Assim, segundo a psicóloga, é importante que ao longo do dia tentemos equilibrar os momentos em que estamos assustados, com os momentos em que refletimos sobre o que podemos e necessitamos fazer face a esta situação de perigo, e os momentos em que nos permitimos abastecer de relaxamento, alegria e diversão. "Todas as pessoas para estarem em equilíbrio precisam desses momentos."
Como transmitir os acontecimentos às crianças
Mais do que estarmos preocupados em filtrar a informação que nos chega, Filipa Jardim da Silva frisa que é essencial haver critério quanto à exposição das crianças aos conteúdos. Apesar de vivermos numa aldeia global, em que as crianças e jovens estão cada mais sujeitas ao contacto com todo o tipo de informação, é importante perceber que a estrutura psicológica destas faixas etárias não é mesma do que a de um adulto.
"Acho que, especialmente no caso das crianças mais pequenas, se elas não nos trouxerem o tema, nós não temos que necessariamente trazer a palavra 'guerra' para cima da mesa. Devemos adequar o nível de informação e até perceber o que é que elas sabem e, tendo em conta isso, explicar. A ideia é criar informação e não pânico."
Apesar de a tendência ser, muitas vezes, dar muita informação e muitos dados, a especialista considera que isso, para as crianças mais pequenas, é um erro. Por outro lado, parte da opinião de que estes momentos podem contribuir para incutir valores como a cidadania ativa, empatia, responsabilidade individual e inteligência emocional.
Psicólogos unem-se para ajudar
Se para os portugueses e para vários cidadãos do mundo está a ser difícil aceitar que uma guerra acontece em 2022, tudo se complica para quem está na linha da frente e para quem vê os seus familiares a passar por esta guerra.
Tendo em conta a situação, em Portugal, há dezenas de psicólogos que já se disponibilizaram para dar apoio psicológico e emocional, pro bono, à comunidade ucraniana residente e à que chegue ao País refugiada da guerra com a Rússia.
"As pessoas que estão a vivenciar na primeira linha estas situações devastadores são pessoas que, inevitavelmente, estão em circunstâncias de criação de trauma psicológico.

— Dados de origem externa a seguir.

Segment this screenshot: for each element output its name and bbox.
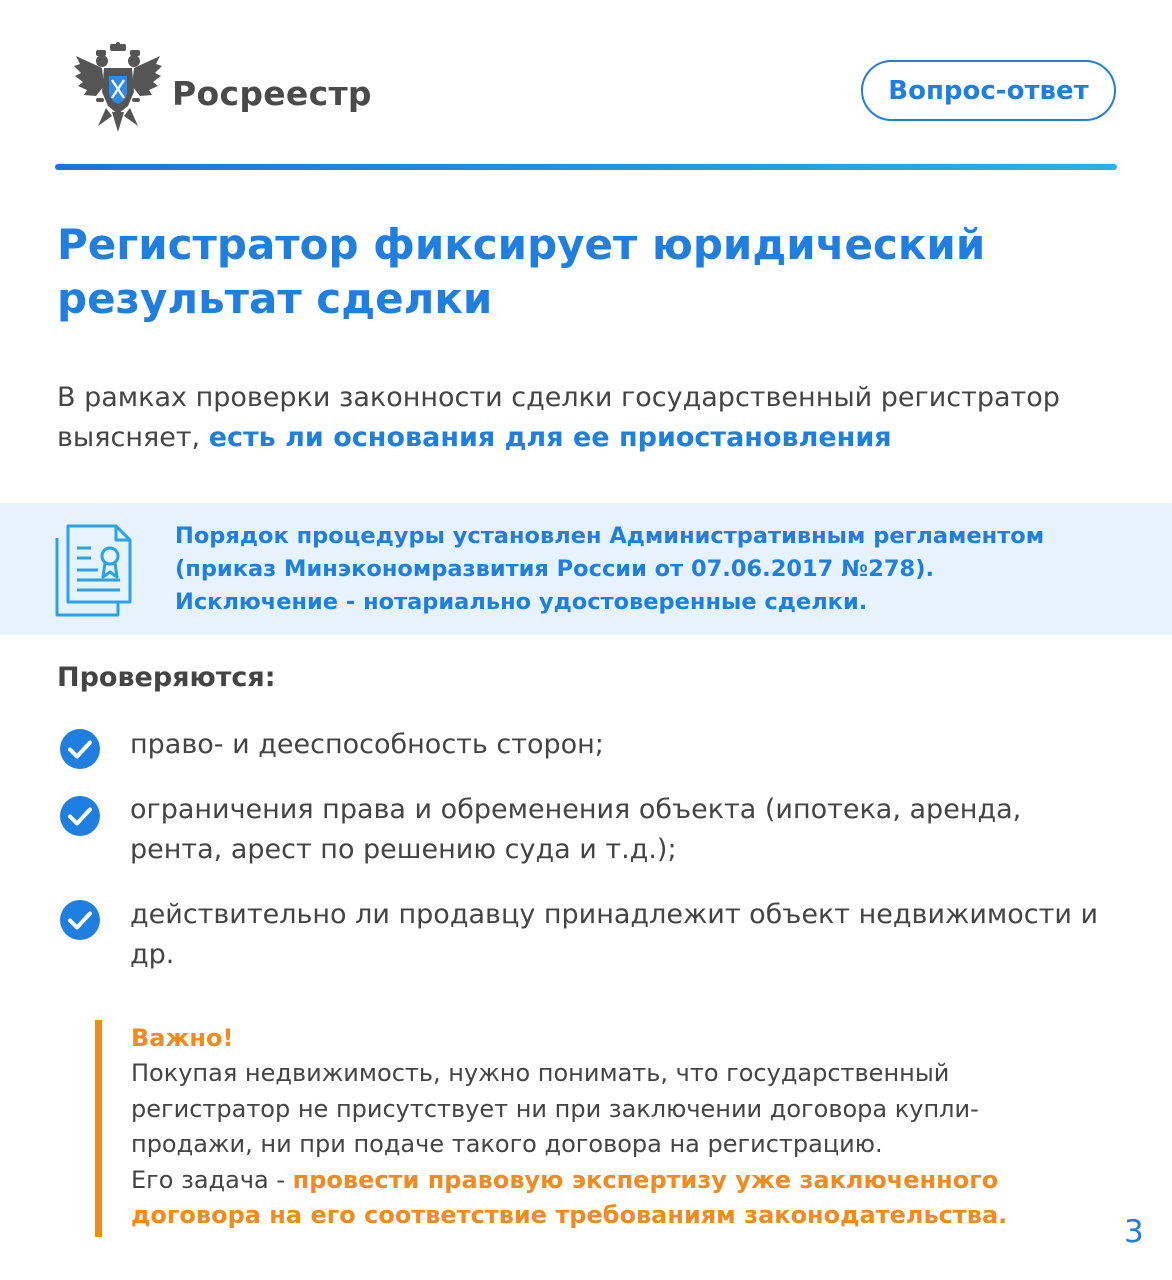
certificate-document-icon: [54, 522, 134, 618]
info-text: [175, 520, 1135, 619]
important-task-highlight: провести правовую экспертизу уже заключенного договора на его соответствие требованиям законодательства.: [131, 1165, 1008, 1229]
info-line-2: (приказ Минэкономразвития России от 07.06.2017 №278).: [175, 556, 935, 582]
intro-text: В рамках проверки законности сделки государственный регистратор выясняет,: [57, 382, 1060, 453]
faq-button[interactable]: Вопрос-ответ: [861, 60, 1116, 121]
check-item-text: право- и дееспособность сторон;: [130, 729, 604, 760]
page-number: 3: [1124, 1214, 1144, 1250]
page-title: Регистратор фиксирует юридический результат сделки: [57, 220, 986, 323]
info-line-3: Исключение - нотариально удостоверенные сделки.: [175, 589, 868, 615]
important-task-prefix: Его задача -: [131, 1165, 293, 1194]
check-item-text: действительно ли продавцу принадлежит объект недвижимости и др.: [130, 899, 1099, 970]
important-text: Покупая недвижимость, нужно понимать, что государственный регистратор не присутствует ни при заключении договора купли-продажи, ни при подаче такого договора на регистрацию.: [131, 1059, 979, 1158]
check-circle-icon: [59, 795, 101, 837]
important-title: Важно!: [131, 1024, 234, 1052]
header: [0, 0, 1172, 175]
header-divider: [55, 164, 1117, 170]
check-circle-icon: [59, 899, 101, 941]
intro-highlight: есть ли основания для ее приостановления: [208, 422, 892, 453]
important-body: [131, 1056, 1055, 1234]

Se os médicos estão a trabalhar os traumas físicos, os psicólogos têm o papel de trabalhar o trauma psicológico: quer seja nos locais que acolhem os refugiados num primeiro momento, quer seja depois quando todos os países começaram a receber as pessoas que regressam deste contexto", afirma.
A equipa de Filipa Jardim da Silva foi uma das que já se disponibilizou para ajudar os familiares de pessoas que estão a passar pela guerra, ou os refugiados, quando estes chegarem a Portugal.
Ana Carina Valente foi também uma das primeiras profissionais a criar um projeto de apoio no qual conta atualmente com sete psicólogos que darão ajuda à distância (online ou telefone). Os pedidos podem ser solicitados através de e-mail (geral@anavalentepsicologia.pt) ou contacto telefónico (938 502 339).
"Há um ano já tinha reunido uma equipa no âmbito de uma iniciativa solidária para dar apoio a profissionais de saúde, aquilo que fizemos agora foi pegar nessa equipa já formada e reforçá-la, até porque vários colegas se quiseram juntar a nós", esclareceu a psicóloga Ana Carina Valente à MAGG no âmbito deste artigo.
"O que estamos a fazer, enquanto classe, é todos, independente de onde trabalhamos, darmos umas horas por semana enquanto apoio pro bono para conseguir apoiar melhor estas pessoas", remata Filipa Jardim da Silva.